As empresas Massachusetts Vertex Pharmaceuticals em Boston e CRISPR Therapeutics em Cambridge estão desenvolvendo e aprimorando as técnicas, e espera-se que até o meio deste ano seja solicitada a aprovação para a Food and Drug Administration (FDA).

β-talassemia e anemia falciforme

A talassemia é um grupo de doenças genéticas que afetam a produção de hemoglobina. Existem dois tipos principais de talassemia: α-talassemia e β-talassemia, a depender do gene produtor da cadeia da hemoglobina afetado.

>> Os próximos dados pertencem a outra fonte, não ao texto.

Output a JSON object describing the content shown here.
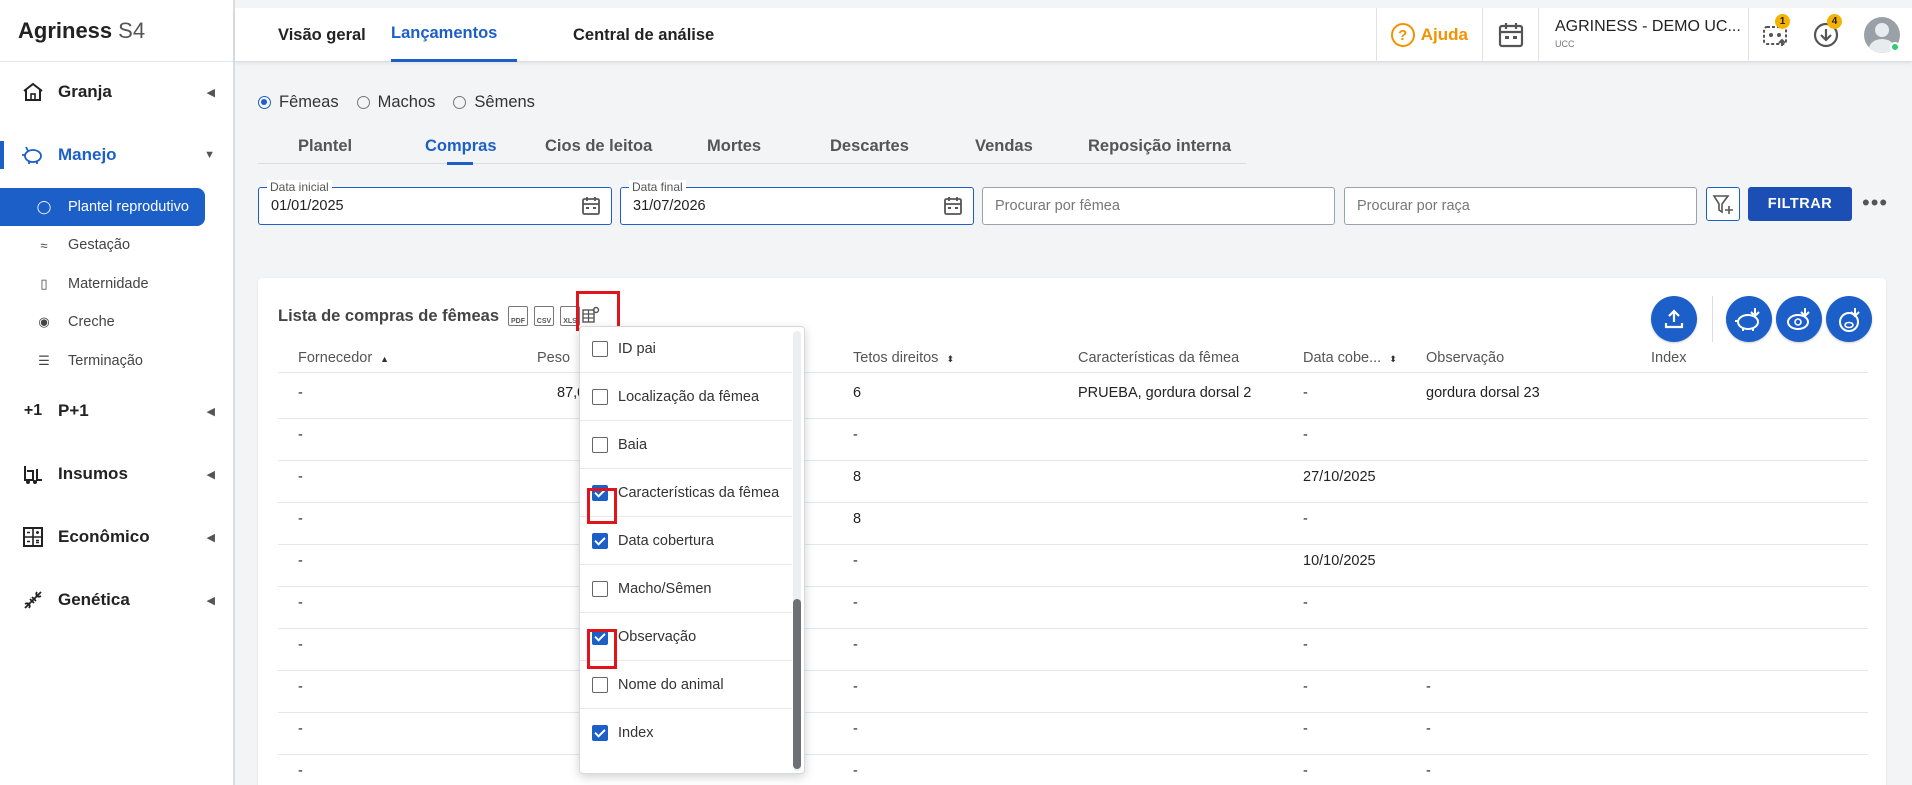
{
  "brand": {
    "name": "Agriness",
    "version": "S4"
  },
  "sidebar": {
    "groups": [
      {
        "label": "Granja",
        "icon": "home-icon"
      },
      {
        "label": "Manejo",
        "icon": "pig-icon"
      },
      {
        "label": "P+1",
        "icon": "plus-one-icon"
      },
      {
        "label": "Insumos",
        "icon": "forklift-icon"
      },
      {
        "label": "Econômico",
        "icon": "calculator-icon"
      },
      {
        "label": "Genética",
        "icon": "dna-icon"
      }
    ],
    "manejo_items": [
      {
        "label": "Plantel reprodutivo",
        "icon": "pig-icon"
      },
      {
        "label": "Gestação",
        "icon": "gestation-icon"
      },
      {
        "label": "Maternidade",
        "icon": "bottle-icon"
      },
      {
        "label": "Creche",
        "icon": "piglet-icon"
      },
      {
        "label": "Terminação",
        "icon": "feeder-icon"
      }
    ]
  },
  "topbar": {
    "tabs": [
      "Visão geral",
      "Lançamentos",
      "Central de análise"
    ],
    "active_tab": "Lançamentos",
    "help": "Ajuda",
    "company": "AGRINESS - DEMO UC...",
    "company_sub": "UCC",
    "badges": {
      "robot": "1",
      "download": "4"
    }
  },
  "radios": {
    "options": [
      "Fêmeas",
      "Machos",
      "Sêmens"
    ],
    "selected": "Fêmeas"
  },
  "subtabs": {
    "items": [
      "Plantel",
      "Compras",
      "Cios de leitoa",
      "Mortes",
      "Descartes",
      "Vendas",
      "Reposição interna"
    ],
    "active": "Compras"
  },
  "filters": {
    "date_start_label": "Data inicial",
    "date_start": "01/01/2025",
    "date_end_label": "Data final",
    "date_end": "31/07/2026",
    "search_female_placeholder": "Procurar por fêmea",
    "search_breed_placeholder": "Procurar por raça",
    "filter_button": "FILTRAR"
  },
  "list": {
    "title": "Lista de compras de fêmeas",
    "export_icons": [
      "PDF",
      "CSV",
      "XLS"
    ],
    "columns": [
      "Fornecedor",
      "Peso",
      "Tetos direitos",
      "Características da fêmea",
      "Data cobe...",
      "Observação",
      "Index"
    ],
    "rows": [
      {
        "fornecedor": "-",
        "peso": "87,0",
        "tetos": "6",
        "caracteristicas": "PRUEBA, gordura dorsal 2",
        "data": "-",
        "obs": "gordura dorsal 23"
      },
      {
        "fornecedor": "-",
        "peso": "",
        "tetos": "-",
        "caracteristicas": "",
        "data": "-",
        "obs": ""
      },
      {
        "fornecedor": "-",
        "peso": "",
        "tetos": "8",
        "caracteristicas": "",
        "data": "27/10/2025",
        "obs": ""
      },
      {
        "fornecedor": "-",
        "peso": "",
        "tetos": "8",
        "caracteristicas": "",
        "data": "-",
        "obs": ""
      },
      {
        "fornecedor": "-",
        "peso": "",
        "tetos": "-",
        "caracteristicas": "",
        "data": "10/10/2025",
        "obs": ""
      },
      {
        "fornecedor": "-",
        "peso": "",
        "tetos": "-",
        "caracteristicas": "",
        "data": "-",
        "obs": ""
      },
      {
        "fornecedor": "-",
        "peso": "",
        "tetos": "-",
        "caracteristicas": "",
        "data": "-",
        "obs": ""
      },
      {
        "fornecedor": "-",
        "peso": "",
        "tetos": "-",
        "caracteristicas": "",
        "data": "-",
        "obs": "-"
      },
      {
        "fornecedor": "-",
        "peso": "",
        "tetos": "-",
        "caracteristicas": "",
        "data": "-",
        "obs": "-"
      },
      {
        "fornecedor": "-",
        "peso": "",
        "tetos": "-",
        "caracteristicas": "",
        "data": "-",
        "obs": "-"
      }
    ]
  },
  "column_picker": {
    "options": [
      {
        "label": "ID pai",
        "checked": false
      },
      {
        "label": "Localização da fêmea",
        "checked": false
      },
      {
        "label": "Baia",
        "checked": false
      },
      {
        "label": "Características da fêmea",
        "checked": true
      },
      {
        "label": "Data cobertura",
        "checked": true
      },
      {
        "label": "Macho/Sêmen",
        "checked": false
      },
      {
        "label": "Observação",
        "checked": true
      },
      {
        "label": "Nome do animal",
        "checked": false
      },
      {
        "label": "Index",
        "checked": true
      }
    ]
  },
  "colors": {
    "primary": "#1d5fc8",
    "accent": "#f39200",
    "highlight": "#e0151b"
  }
}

Existem algumas variações no gene produtor da cadeia beta da hemoglobina, alterando seus níveis:

  1. β/β (homozigose sem mutação) = Produção da cadeia beta de forma normal.
  2. β+/β+ (homozigose mutado) = Produção reduzida de cadeia beta.
  3. β0/β0 (homozigose mutado) = β-Talassemia Major ou Anemia de Cooley – ausência completa na produção da cadeia Beta (quadro muito grave).
  4. β+/β0 ou β/β0 (heterozigose) = β-Talassemia Minor

Havendo a mutação de troca do aminoácido “ácido glutâmico” pela “valina” na posição 6 do gene da cadeia beta da hemoglobina (mutação S), estamos falando de anemia falciforme. Nesse caso, há um defeito na estrutura da hemácia!

  1. β/β (homozigose sem mutação) = Produção da cadeia beta de forma normal.
  2. βS/βS (homozigose mutado) = Anemia Falciforme.
  3. β/βS (heterozigose) = Traço Falcêmico.
  4. βC/βS = Hemoglobinopatia
  5. βS/β0 = Heterozigose combinado com β-Talassemia.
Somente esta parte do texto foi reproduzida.